0000 0000 0000 0101 – Internal parity error.
0000 0100 0000 0000 – Internal timer error.
0000 01xx xxxx xxxx – Internal unclassified error. At least one x equals 1
Compound Error Codes follow a pattern, and define multiple aspects of the error with a single error number:
000F 0000 0000 11LL – Generic cache hierarchy errors.
000F 0000 0001 TTLL – TLB errors.
000F 0000 1MMM CCCC – Memory controller errors (Intel-only).
000F 0001 RRRR TTLL – Memory errors in the cache hierarchy.
000F 1PPT RRRR IILL – Bus and interconnect errors.
Compound Error Code sub-fields define sections of a compound error code. Use these to populate the template defined by the compound error code:
- Encoding of Transaction Type (TT) sub-field:
00 – Instruction
01 – Data
10 – Generic
11 – Reserved
- Encoding of Memory Hierarchy Level (LL) sub-field:
00 – Level 0
01 – Level 1
10 – Level 2
11 – Generic
- Encoding of memory transaction type (MMM) sub-field:
000 – Generic undefined request
001 – Memory read error
010 – Memory write error.
011 – Address or command error.
100 – Memory scrubbing error.
101-111 – Reserved.
- Encoding of channel number (CCCC) sub-field:
0000-1110 – Channel number.
1111 – Channel not specified.
- Encoding of Request (RRRR) sub-field:
0000 – Generic error
0001 – Generic read
0010 – Generic write
0011 – Data read
0100 – Data write
0101 – Instruction fetch
0110 – Prefetch
0111 – Evict
1000 – Snoop (probe)
- Encoding of Participation Processor (PP) sub-field:
00 – Local node originated the request.
01 – Local node responded to the request.
10 – Local node observed error as third-party.
11 – Generic
- Encoding of Timeout (T) sub-field:
0 – Request did not timeout.
1 – Request did timeout.
- Encoding of Memory/IO (II) sub-field:
00 – Memory access
01 – Reserved
10 – I/O
11 – Other
Model-specific error codes in the bank status (MCi_STATUS) and miscellaneous (MCi_MISC) registers
The machine-check architecture allows for bits or groups of bits within the bank status (MCi_STATUS) and miscellaneous (MCi_MISC) registers to take on additional meaning based on the processor model and the bank number. Listing the field meanings for all processor families is outside the scope of this article.

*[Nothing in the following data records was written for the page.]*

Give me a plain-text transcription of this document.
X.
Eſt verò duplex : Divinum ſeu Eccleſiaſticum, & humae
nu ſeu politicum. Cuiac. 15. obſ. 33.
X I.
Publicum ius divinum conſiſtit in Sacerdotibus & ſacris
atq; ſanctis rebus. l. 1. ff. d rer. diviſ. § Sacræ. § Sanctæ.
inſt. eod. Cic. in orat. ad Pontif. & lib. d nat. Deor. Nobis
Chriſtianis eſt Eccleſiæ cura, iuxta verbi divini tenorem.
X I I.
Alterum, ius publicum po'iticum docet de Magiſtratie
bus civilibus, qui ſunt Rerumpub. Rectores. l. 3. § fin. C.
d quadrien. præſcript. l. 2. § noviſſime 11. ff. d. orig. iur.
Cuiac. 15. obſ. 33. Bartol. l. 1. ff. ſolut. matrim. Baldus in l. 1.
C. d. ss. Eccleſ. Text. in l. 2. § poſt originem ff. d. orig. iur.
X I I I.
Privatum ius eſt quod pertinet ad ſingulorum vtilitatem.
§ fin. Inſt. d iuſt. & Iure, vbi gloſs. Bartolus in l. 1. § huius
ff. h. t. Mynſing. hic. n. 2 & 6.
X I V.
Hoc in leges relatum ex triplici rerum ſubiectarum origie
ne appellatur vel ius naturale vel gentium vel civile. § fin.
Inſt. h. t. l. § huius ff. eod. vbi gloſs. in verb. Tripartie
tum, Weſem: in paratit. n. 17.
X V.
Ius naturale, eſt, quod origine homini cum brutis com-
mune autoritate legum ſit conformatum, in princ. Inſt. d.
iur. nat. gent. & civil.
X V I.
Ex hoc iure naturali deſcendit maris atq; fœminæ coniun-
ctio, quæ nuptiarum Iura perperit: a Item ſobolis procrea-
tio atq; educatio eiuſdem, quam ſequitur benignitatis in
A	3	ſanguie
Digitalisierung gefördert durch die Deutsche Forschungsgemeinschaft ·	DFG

To interpret the additional contents of the bank status (MCi_STATUS) and miscellaneous (MCi_MISC) registers, review the documentation for the specific processor model. For more information, see the vendor documentation listed in the Additional Information section of this article or contact the hardware vendor.
- Information reported by the machine-check architecture provides aid in troubleshooting a hardware issue. However, the information available from the MCA error code may be insufficient to root-cause the issue. If more information is required, refer to the processor documentation from the manufacturer.
- Information reported by the machine-check architecture should be considered in context of other errors when attempting to determine a pattern of outages.
- If the machine-check architecture reports invalid information, but an MCE has occurred, this is still reflective of a hardware fault.
- Providing the full machine-check architecture register contents to the hardware vendor may assist their investigation into the cause of the hardware fault.